Bob was somewhere else. Our apartment was so big.
I said, “I’m fed up with your petty threats, I’m going to give you—” I went back to my room, the locus of every grandiose plan I’d ever made—“I’m going to give you this,” and Doc came after me. Yes, I said, if he kept quiet about me when we got to Heatsburg — about my expulsion and the money — he could have this encyclopedia.
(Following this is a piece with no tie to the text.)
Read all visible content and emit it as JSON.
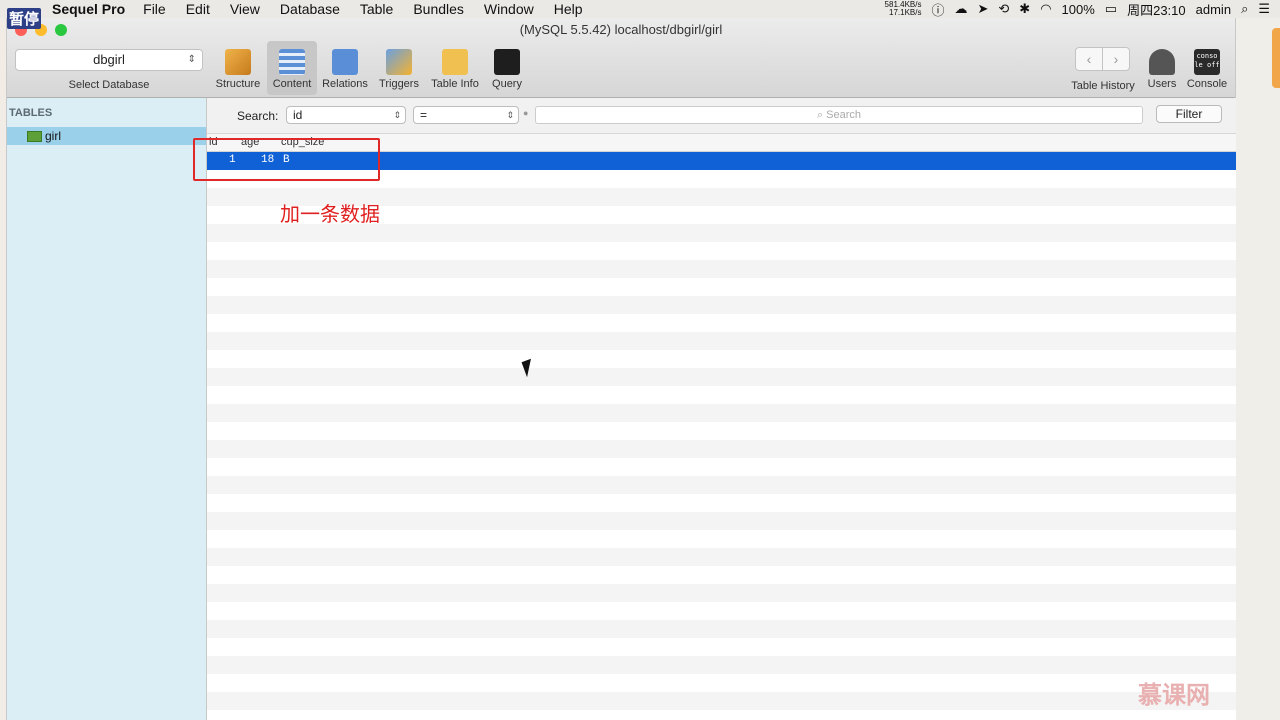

Bob came to my door, Doc between us. Bob said, “You wouldn’t take it.”
“Sure he would,” I said, and started tilting books out. I heard Doc’s bottle rhythmically draining, and when I eyed him, there was savage reflection around his thick mouth, and he said sure he would. I added, “Consider it a going-away present.” Doc hesitated, and I said, “A present to go away.” He said where would we be if he did go away right now, and I said in that case I’d call my father and take the train with him.
The phone was ringing. I didn’t go out to pick it up.
It was after two-thirty when I dried our plates and turned out the kitchen light and we carried the dark red books down to Doc’s trunk. The Plymouth was like an oven. Bob looked up the street and we both saw Joey approaching on his bike-cart.
But I seem tonight despite this long memorial arc no nearer Bohack Joey and the fight, much less my stolen Corona.